🤖 AI Summary
This study addresses the challenge of verifying authorship attribution for social media screenshots—particularly Twitter posts—which are frequently exploited to disseminate disinformation due to their inherent lack of verifiable provenance. We propose the first systematic approach leveraging web archives (specifically the Wayback Machine) for forensic溯源 of such screenshots. Our method employs OCR to extract textual content from screenshots, then jointly models account handles, timestamps, and semantic features to query archived pages via the archive’s API; final verification is achieved through string matching and metadata alignment to locate and authenticate the original tweet. Crucially, this work pioneers the deep integration of web archiving for attributing deleted or inaccessible tweets, overcoming reliance on real-time APIs or platform-provided data. Evaluated on a dataset of 1,571 single-tweet screenshots, our method significantly improves source identification accuracy, establishing a scalable, platform-agnostic forensic paradigm for countering online disinformation.
📝 Abstract
Screenshots of social media posts are a common approach for information sharing.

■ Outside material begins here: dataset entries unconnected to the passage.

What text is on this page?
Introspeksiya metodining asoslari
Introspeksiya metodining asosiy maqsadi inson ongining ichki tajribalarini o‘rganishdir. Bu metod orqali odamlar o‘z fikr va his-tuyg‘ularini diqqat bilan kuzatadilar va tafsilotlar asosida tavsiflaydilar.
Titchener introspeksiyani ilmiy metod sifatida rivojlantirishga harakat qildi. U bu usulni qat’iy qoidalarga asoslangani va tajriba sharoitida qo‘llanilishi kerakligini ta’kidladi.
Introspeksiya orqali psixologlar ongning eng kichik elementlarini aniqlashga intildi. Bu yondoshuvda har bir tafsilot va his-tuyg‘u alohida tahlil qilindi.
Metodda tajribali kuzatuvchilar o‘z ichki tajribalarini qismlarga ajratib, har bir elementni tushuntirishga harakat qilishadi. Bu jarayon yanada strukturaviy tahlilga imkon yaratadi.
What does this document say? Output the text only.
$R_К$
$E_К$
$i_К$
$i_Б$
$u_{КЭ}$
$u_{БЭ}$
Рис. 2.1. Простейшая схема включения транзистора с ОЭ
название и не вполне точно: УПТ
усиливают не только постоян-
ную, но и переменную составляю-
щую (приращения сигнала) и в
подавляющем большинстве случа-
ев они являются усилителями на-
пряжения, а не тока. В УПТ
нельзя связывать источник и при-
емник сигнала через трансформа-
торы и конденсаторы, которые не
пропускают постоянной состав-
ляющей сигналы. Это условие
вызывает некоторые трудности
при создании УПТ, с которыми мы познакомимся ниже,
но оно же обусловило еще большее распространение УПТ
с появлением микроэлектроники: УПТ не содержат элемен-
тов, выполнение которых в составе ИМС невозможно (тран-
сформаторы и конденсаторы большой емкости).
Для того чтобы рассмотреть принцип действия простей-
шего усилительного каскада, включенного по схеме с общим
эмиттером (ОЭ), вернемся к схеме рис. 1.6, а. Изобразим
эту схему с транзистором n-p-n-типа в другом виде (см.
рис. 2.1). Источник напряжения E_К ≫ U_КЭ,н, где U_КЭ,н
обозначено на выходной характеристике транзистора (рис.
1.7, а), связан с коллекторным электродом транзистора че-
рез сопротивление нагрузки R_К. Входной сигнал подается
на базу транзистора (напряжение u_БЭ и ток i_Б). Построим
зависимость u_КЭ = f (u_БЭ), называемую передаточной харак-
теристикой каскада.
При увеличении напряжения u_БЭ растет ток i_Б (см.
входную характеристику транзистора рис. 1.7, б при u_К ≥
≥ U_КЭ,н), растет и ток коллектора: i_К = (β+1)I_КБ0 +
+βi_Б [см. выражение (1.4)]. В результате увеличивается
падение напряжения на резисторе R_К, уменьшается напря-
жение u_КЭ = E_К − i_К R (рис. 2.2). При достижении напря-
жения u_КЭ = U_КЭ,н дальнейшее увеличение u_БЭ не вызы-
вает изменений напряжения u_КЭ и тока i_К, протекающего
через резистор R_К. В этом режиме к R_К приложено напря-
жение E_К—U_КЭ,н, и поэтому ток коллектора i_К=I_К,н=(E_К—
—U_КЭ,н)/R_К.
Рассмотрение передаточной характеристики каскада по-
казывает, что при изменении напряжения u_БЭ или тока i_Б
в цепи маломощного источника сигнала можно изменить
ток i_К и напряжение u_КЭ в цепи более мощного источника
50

Unfortunately, before sharing a screenshot, users rarely verify whether the attribution of the post is fake or real. There are numerous legitimate reasons to share screenshots. However, sharing screenshots of social media posts is also a vector for mis-/disinformation spread on social media. We are exploring methods to verify the attribution of a social media post shown in a screenshot, using resources found on the live web and in web archives. We focus on the use of web archives, since the attribution of non-deleted posts can be relatively easily verified using the live web. We show how information from a Twitter screenshot (Twitter handle, timestamp, and tweet text) can be extracted and used for locating potential archived tweets in the Internet Archive's Wayback Machine. We evaluate our method on a dataset of 1,571 single tweet screenshots.